CDX-301b · Module 3

Compliance Requirements & Data Handling

4 min read

Enterprise Codex deployments must satisfy compliance requirements that go beyond technical security. SOC 2, HIPAA, GDPR, and PCI-DSS each impose specific constraints on how AI tools process data. The common thread: sensitive data (PII, PHI, financial data, credentials) must not leave the organization's control boundary. When Codex processes code containing sensitive data and sends it to the API, that data crosses a trust boundary. Compliance frameworks require you to document, control, and audit those crossings.

The practical compliance strategy has three components. First, data classification: tag files and directories that contain sensitive data. Second, access control: configure AGENTS.md rules that prevent Codex from reading classified files. Third, audit trail: log every Codex session, every file it read, and every command it ran. Together, these give compliance auditors the evidence they need: you know where sensitive data lives, you control access to it, and you can prove what happened in every session.

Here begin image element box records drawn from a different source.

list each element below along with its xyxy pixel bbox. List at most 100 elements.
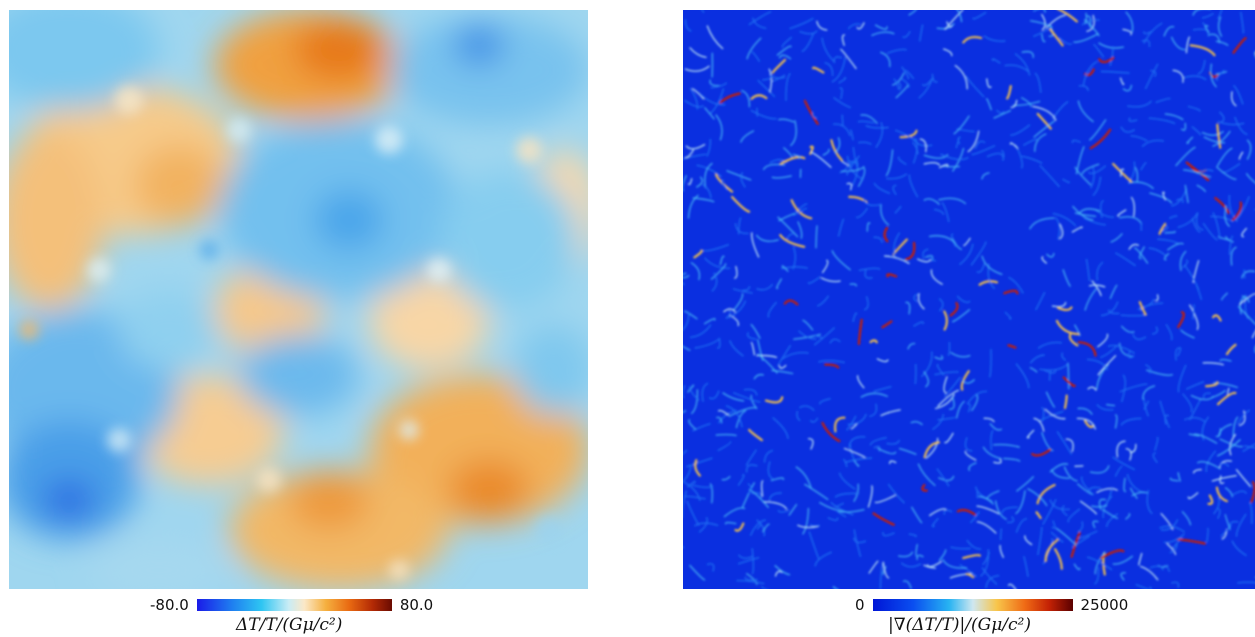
gradient-filament	[1231, 201, 1243, 221]
gradient-filament	[912, 141, 919, 155]
gradient-filament	[818, 359, 845, 364]
gradient-filament	[1130, 135, 1148, 142]
gradient-filament	[1250, 481, 1255, 504]
gradient-filament	[1007, 583, 1017, 589]
gradient-filament	[1215, 486, 1228, 503]
gradient-filament	[911, 506, 923, 524]
gradient-filament	[1035, 511, 1042, 520]
gradient-filament	[860, 392, 888, 398]
gradient-filament	[962, 379, 975, 384]
gradient-filament	[976, 505, 1000, 515]
gradient-filament	[1097, 355, 1117, 376]
gradient-filament	[1128, 243, 1139, 250]
gradient-filament	[1246, 173, 1255, 184]
gradient-filament	[1225, 236, 1234, 243]
gradient-filament	[891, 72, 905, 86]
gradient-filament	[1082, 61, 1098, 86]
gradient-filament	[1161, 225, 1169, 232]
gradient-filament	[1166, 543, 1177, 556]
gradient-filament	[899, 129, 918, 139]
gradient-filament	[1049, 499, 1070, 511]
gradient-filament	[683, 153, 707, 160]
gradient-filament	[761, 586, 767, 589]
gradient-filament	[949, 572, 974, 579]
gradient-filament	[1102, 552, 1106, 576]
gradient-filament	[914, 363, 917, 385]
gradient-filament	[729, 340, 744, 357]
gradient-filament	[917, 258, 932, 263]
gradient-filament	[1114, 414, 1118, 429]
gradient-filament	[1211, 390, 1226, 399]
gradient-filament	[1041, 33, 1046, 43]
gradient-filament	[688, 419, 697, 430]
gradient-filament	[1217, 121, 1245, 126]
gradient-filament	[923, 154, 949, 159]
gradient-filament	[872, 512, 895, 526]
gradient-filament	[762, 501, 788, 510]
gradient-filament	[1121, 374, 1126, 403]
gradient-filament	[1120, 417, 1142, 426]
gradient-filament	[886, 273, 898, 278]
gradient-filament	[816, 20, 828, 31]
gradient-filament	[778, 118, 795, 123]
gradient-filament	[1208, 33, 1221, 44]
gradient-filament	[746, 37, 762, 60]
gradient-filament	[929, 508, 947, 517]
gradient-filament	[1003, 289, 1019, 295]
gradient-filament	[999, 528, 1002, 541]
gradient-filament	[913, 321, 924, 327]
gradient-filament	[985, 98, 992, 111]
gradient-filament	[820, 277, 841, 283]
gradient-filament	[1169, 542, 1178, 554]
gradient-filament	[1041, 256, 1047, 264]
gradient-filament	[750, 341, 756, 356]
gradient-filament	[1074, 212, 1097, 217]
gradient-filament	[830, 139, 843, 162]
gradient-filament	[875, 122, 884, 148]
gradient-filament	[721, 179, 728, 190]
gradient-filament	[1038, 410, 1064, 423]
gradient-filament	[690, 262, 701, 281]
gradient-filament	[798, 330, 817, 340]
gradient-filament	[1081, 163, 1100, 175]
gradient-filament	[967, 403, 971, 413]
gradient-map	[683, 10, 1255, 589]
gradient-filament	[1096, 261, 1104, 281]
gradient-filament	[877, 447, 897, 455]
gradient-filament	[1004, 311, 1012, 320]
gradient-filament	[1218, 423, 1233, 437]
gradient-filament	[837, 218, 845, 237]
gradient-filament	[944, 10, 964, 30]
gradient-filament	[885, 149, 894, 177]
gradient-filament	[1164, 113, 1184, 121]
gradient-filament	[1029, 367, 1038, 373]
gradient-filament	[916, 554, 924, 561]
gradient-filament	[832, 586, 838, 589]
gradient-filament	[928, 257, 937, 262]
gradient-filament	[1110, 233, 1123, 243]
gradient-filament	[1217, 439, 1241, 457]
gradient-filament	[685, 495, 706, 500]
gradient-filament	[795, 466, 812, 489]
gradient-filament	[954, 64, 968, 90]
gradient-filament	[1177, 212, 1198, 228]
gradient-filament	[1090, 167, 1095, 189]
gradient-filament	[981, 255, 1003, 275]
gradient-filament	[1035, 291, 1046, 311]
gradient-filament	[1193, 433, 1218, 444]
gradient-filament	[1141, 139, 1165, 147]
gradient-filament	[943, 48, 953, 57]
gradient-filament	[1220, 524, 1232, 537]
gradient-filament	[1191, 126, 1202, 136]
gradient-filament	[1205, 381, 1219, 388]
gradient-filament	[921, 351, 933, 378]
gradient-filament	[827, 517, 839, 521]
gradient-filament	[865, 125, 889, 129]
gradient-filament	[1241, 227, 1248, 238]
gradient-filament	[1122, 84, 1133, 92]
gradient-filament	[821, 259, 829, 274]
gradient-filament	[815, 225, 818, 249]
gradient-filament	[688, 386, 700, 401]
gradient-filament	[1125, 11, 1134, 33]
gradient-filament	[904, 69, 915, 80]
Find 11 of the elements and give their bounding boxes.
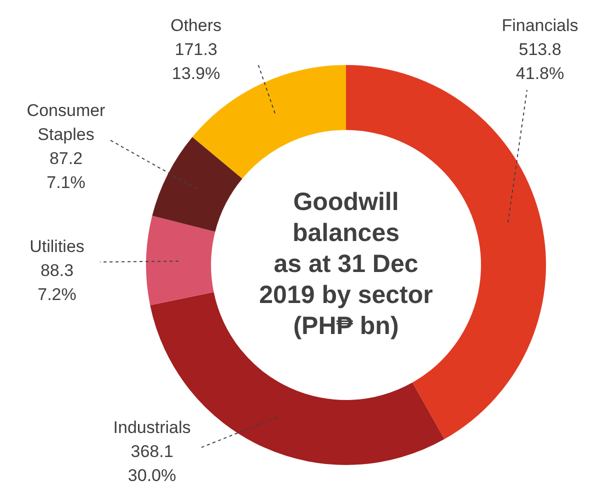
data-label: 368.1 30.0% — [128, 442, 176, 486]
slice-label: Industrials — [113, 418, 191, 438]
slice-label: Others — [170, 16, 222, 36]
slice-label: Consumer Staples — [26, 101, 106, 144]
data-label: 88.3 7.2% — [38, 261, 76, 304]
data-label: 87.2 7.1% — [46, 149, 86, 192]
slice-label: Utilities — [30, 237, 84, 256]
slice-label: Financials — [502, 16, 578, 36]
text: Goodwill balances as at 31 Dec 2019 by sector (PH₱ bn) — [259, 188, 434, 340]
data-label: 171.3 13.9% — [172, 40, 220, 84]
data-label: 513.8 41.8% — [516, 40, 564, 84]
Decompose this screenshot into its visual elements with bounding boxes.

# Compliance Rules (SOC 2 / HIPAA)

## Data Classification
- PII data lives in src/models/customer/ — NEVER read these files
- PHI data lives in src/services/health/ — NEVER read these files
- Financial data in src/services/billing/ — read-only, never modify

## Access Restrictions
- Never display, log, or include PII fields (email, SSN, phone, address)
- Never read database migration files containing seed data
- Never access .env, .env.local, or any credentials file
- Never run commands that output environment variables

## Audit Requirements
- Log every file read and command executed (handled by session config)
- All code changes must reference a ticket number in the commit message
- Security-relevant changes require a second review comment
  1. Classify your data Walk through your codebase and tag directories containing PII, PHI, financial data, or credentials. Create a data map document that compliance can reference.
  2. Write access rules For each classified directory, add an AGENTS.md rule that prevents Codex from reading or modifying those files. Use explicit language: "NEVER read" not "avoid reading."
  3. Enable session logging Configure Codex to log every session with file access and command execution details. Store logs in a tamper-evident system that compliance can audit.